On one of my recent flights the inflight entertainment system was down throughout the entire journey, for all passengers. I thought to myself, thank god I didn’t pay for a Business Class seat. Whilst staring out of my window and passing the time, I started to think of the perks of Business Class, and how different the experience is compared to economy.
I’ve never personally paid for a Business Class seat, but I have been fortunate to have had a couple of free upgrades and some work trips in Business Class. If you’ve not experienced Business Class travel, here’s my take on sitting on the other side of the curtain:
Getting airside is hassle free
Having a Business Class ticket makes you feel a little like royalty even before you board the plane, with your own check-in queue, and even your own passport control queue at some airports. No standing behind the tracksuit family or the guy emigrating with dozens of huge boxes that clearly can’t be checked in.
Free food and drink at the lounge
We all know that airports can be expensive places to eat and drink whilst you wait to board, but not with a Business Class ticket.
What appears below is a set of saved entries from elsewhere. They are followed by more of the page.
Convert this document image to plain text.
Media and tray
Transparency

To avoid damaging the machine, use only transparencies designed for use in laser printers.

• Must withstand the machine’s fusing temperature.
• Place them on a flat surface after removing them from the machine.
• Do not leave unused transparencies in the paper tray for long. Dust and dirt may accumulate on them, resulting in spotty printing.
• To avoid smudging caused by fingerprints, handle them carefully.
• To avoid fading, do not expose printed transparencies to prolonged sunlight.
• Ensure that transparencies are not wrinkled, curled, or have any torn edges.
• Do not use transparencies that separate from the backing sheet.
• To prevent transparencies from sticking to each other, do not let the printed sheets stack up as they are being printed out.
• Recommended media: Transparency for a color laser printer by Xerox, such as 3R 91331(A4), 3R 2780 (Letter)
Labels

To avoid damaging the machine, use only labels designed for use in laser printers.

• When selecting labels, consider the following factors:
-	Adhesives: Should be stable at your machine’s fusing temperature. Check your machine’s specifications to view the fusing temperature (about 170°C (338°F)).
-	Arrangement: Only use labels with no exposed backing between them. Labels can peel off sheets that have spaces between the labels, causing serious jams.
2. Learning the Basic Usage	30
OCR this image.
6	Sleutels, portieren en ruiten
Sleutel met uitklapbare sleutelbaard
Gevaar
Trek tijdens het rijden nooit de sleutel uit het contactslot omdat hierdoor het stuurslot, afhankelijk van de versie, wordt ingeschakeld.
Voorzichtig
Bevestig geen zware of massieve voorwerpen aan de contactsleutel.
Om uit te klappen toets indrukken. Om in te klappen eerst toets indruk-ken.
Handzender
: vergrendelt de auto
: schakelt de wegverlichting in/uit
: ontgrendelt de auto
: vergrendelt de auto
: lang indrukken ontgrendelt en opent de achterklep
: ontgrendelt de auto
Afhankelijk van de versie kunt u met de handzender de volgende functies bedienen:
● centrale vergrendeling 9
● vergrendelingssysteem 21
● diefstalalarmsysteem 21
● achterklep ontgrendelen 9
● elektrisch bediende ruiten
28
For those who have splashed out the four-figure sum for their journey, each airline provides a nice quiet comfy lounge for its executive passengers where they can enjoy plenty of free food and drink, including alcohol, before heading to the departure gate.
Boarding the plane has never been easier with a Business Class seat. You’re first on board, sometimes even before the elderly and those with children. On the bigger planes Business Class passengers often have their own entrance tunnel to ensure they don’t bump into those in economy fighting over the lack of overhead luggage space.
Lazy-Boy Style Seating
One of the major perks of Business Class is the quality of seating booths. Modern planes are equipped with huge individually spaced reclining armchair seats, screens the bigger than your Nan’s TV, and a wireless NASA style touch-screen control panel. The seats are positioned far enough away from each other that you could do star jumps and still not touch the person next to you. There’s no more hunching over and licking your knee caps if you’re over six feet tall, and definitely no chance of the person in front putting their seat back and smacking you in the face with your own six-inch economy screen.
Once on board you’re greeted like a famous person, and offered a glass of champagne to help you settle into your armchair seat. Once on a Business Class flight to the US one of the first things I was asked before I could even sit down was “how would you like your steak cooked sir?” You’ve got to love the Americans!
Lobster starters, pastry selections, and an array of desserts often frequent a Business Class menu. My personal favourite was the after-meal cheese board with a cheeky glass of port. Now compare that to your economy class Diarylea triangle and beaker of cheap wine.
Flying back from our wedding we managed to get upgraded to Business Class, thanks mainly we think to my wife lugging her wedding dress around in full view. Try it next time you get married, you never know!
This flight was on one of the new double-decker A380 Airbuses. The entire top deck of these enormous planes are dedicated to Business and First Class passengers, with entry via roped off access akin to those seen at trendy bars and clubs. Unbelievably there is actually a bar to the rear that serves cocktails, canapés, plays music, and even has lap belts to strap yourself to the bar should it get a little bumpy whilst sipping your cosmo. First class passengers have their own cruise-style cabins, a bed, and also a massage service. That’s what a five-figure plane ticket gets you!
Flying Business Class is certainly a special experience, and if money were no object, then I’d purchase a ticket every time. Unfortunately most of us cannot afford such luxury on our travels, and just hope that time we check-in that the free upgrade Gods are smiling down on us. Joining airlines frequent flyer programmes certainly helps your chances with this as they’re inclined to upgrade loyal customers when a flight is over booked and they need to move people from economy to Business Class.